Lacey has been fostering with us long enough, now, for me to see quite clearly that this situation must be addressed. So, beginning today, I am putting her through a re-introduction process that will not only help her learn to associate her kennel with calmness and relaxation, it will also teach her how to be calm in the presence of her foster pack. When she is not in her kennel, she will be attached directly to me by a long leash. This will help her learn that in order to have any freedom around her foster pack, she must be calm and she must not jump at or otherwise chase them, even when they invite her to play. She must learn self-restraint, and she must learn to recognize and respect the end of a game when her foster pack lets her know they want to take a break. Having her on a leash will help her learn that only calmness and polite behavior will be rewarded.
It’s going to be quite an adventure. Lacey is a very independent little puppy who wants everything her way, all the time, and if she doesn’t get her way, she howls and throws temper tantrums. It’s going to be quite an interesting journey, helping her become her very best, most balanced self…
Lacy has had ongoing bouts with diarrhea since she came to foster with us. Last night, she had an accident in the house and I noticed the poop was very bloody. I collected it as best I could, then called Lacey’s forever family and told them she needed to see a vet immediately.

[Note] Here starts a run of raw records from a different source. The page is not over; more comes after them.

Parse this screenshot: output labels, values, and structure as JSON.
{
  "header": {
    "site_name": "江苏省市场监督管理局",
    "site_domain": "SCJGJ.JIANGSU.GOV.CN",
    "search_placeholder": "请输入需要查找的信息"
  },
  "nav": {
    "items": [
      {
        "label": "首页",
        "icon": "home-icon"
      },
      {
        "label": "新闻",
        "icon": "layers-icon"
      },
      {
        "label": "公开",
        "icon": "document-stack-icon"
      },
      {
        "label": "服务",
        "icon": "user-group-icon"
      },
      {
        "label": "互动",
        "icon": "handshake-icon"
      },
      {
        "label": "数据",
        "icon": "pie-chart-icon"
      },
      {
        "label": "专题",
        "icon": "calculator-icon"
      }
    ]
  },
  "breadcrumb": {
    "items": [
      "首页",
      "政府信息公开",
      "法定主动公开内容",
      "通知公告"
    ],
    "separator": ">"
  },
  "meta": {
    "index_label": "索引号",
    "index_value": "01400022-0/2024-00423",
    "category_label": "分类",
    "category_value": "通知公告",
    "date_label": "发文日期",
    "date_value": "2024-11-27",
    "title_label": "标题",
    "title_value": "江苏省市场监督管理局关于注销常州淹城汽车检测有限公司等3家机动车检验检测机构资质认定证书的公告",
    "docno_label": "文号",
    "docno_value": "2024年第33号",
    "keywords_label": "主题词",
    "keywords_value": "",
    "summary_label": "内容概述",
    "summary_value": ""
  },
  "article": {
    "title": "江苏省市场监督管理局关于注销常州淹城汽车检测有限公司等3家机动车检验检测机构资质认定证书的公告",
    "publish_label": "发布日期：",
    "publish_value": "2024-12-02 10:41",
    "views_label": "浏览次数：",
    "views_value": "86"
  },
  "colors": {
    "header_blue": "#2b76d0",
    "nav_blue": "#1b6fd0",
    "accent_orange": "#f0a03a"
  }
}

After all was said and done, Lacey is now on the road to optimum health. To our immense relief, the poop tested negative for Parvo, Giardia, and all other infectious, contagious diseases. But Lacey is now on antibiotics to clear up whatever is going on inside her gut, and she’s been put on a diet of soft gastro-intestinal food. She also has a package of pro-biotics sprinkled on her food once a day. Lacey is very thin – feeling along her body, her hips and ribs were quite prominent, but because she’s so fluffy, no one noticed that, including me. But thanks to our phenomenal vet team at Castleridge Animal Hospital, we now know the true state of her health.
Lacey was born Dec. 19, 2015. She will be ten weeks old on Saturday. She had one vaccination and one de-worming treatment on Feb. 12. They were administered to her by the original owner, who lives on a farm and takes care of the veterinary care for his animals. We never did meet him, though Lacey’s forever family made several requests to do so. Instead, we had to deal with the owner’s proxy, who cared for Lacey and her siblings and handled their adoptions.
It’s very fortunate for Lacey that the right family found her when they did. She has been a very sick little puppy…
Lacey is 9 weeks old today. She is making wonderful progress with her potty training, and she’s developing the ability to focus during our training sessions. She is doing very well with the “sit” command, and she is learning “leave it”, “off”, and “down/lay down”. She is also practicing “chew toy” – a command which initially began as a redirection technique for when she starts to chew on the furniture or other inappropriate things. Lacey taught me this technique; I did not teach it to her. She was chewing on the dog’s bed, I caught her and told her “no chewing”, and without missing a beat, she stopped chewing the dog’s bed, she reached for one of her chew toys, and she started chewing on it, instead. That was so unexpected but so awesome that I had to reward that behavior. Now, when she chews inappropriately, I am practicing that “chew toy” command with her and make sure the behavior is positively reinforced every time. Thanks, Lacey! 🙂
Last night, Lacey was taken to her forever family for a visit and some burst training. Burst training is training in very short bursts. It’s perfect for a puppy Lacey’s age, since their attention span is pretty much at zero when there are tons of other things around to distract them – in Lacey’s case, her human child, who she stuck to like glue. We were there for two hours, and Lacey spent a total of maybe 10 minutes actually working. LOL 😀
Leash training is a little more challenging. Lacey is very uncertain about the leash. She feels slight tension on her collar and instead of moving forward on her own to ease it, she fights it and bites at and tries to chew the leash. Once she becomes more familiar with how it works, though, that behavior will resolve. It just takes time, patience, and calm, consistent energy.
Kennel training is a very different ball of wax. Lacey is extremely fearful of the kennel, and we don’t know why. What we do know is that she needs a lot of help overcoming that fear, so today, we are going to begin that process.
I am working on filming Lacey’s training sessions. I think it’s important that her progress can be seen as well as read about. Have a great day!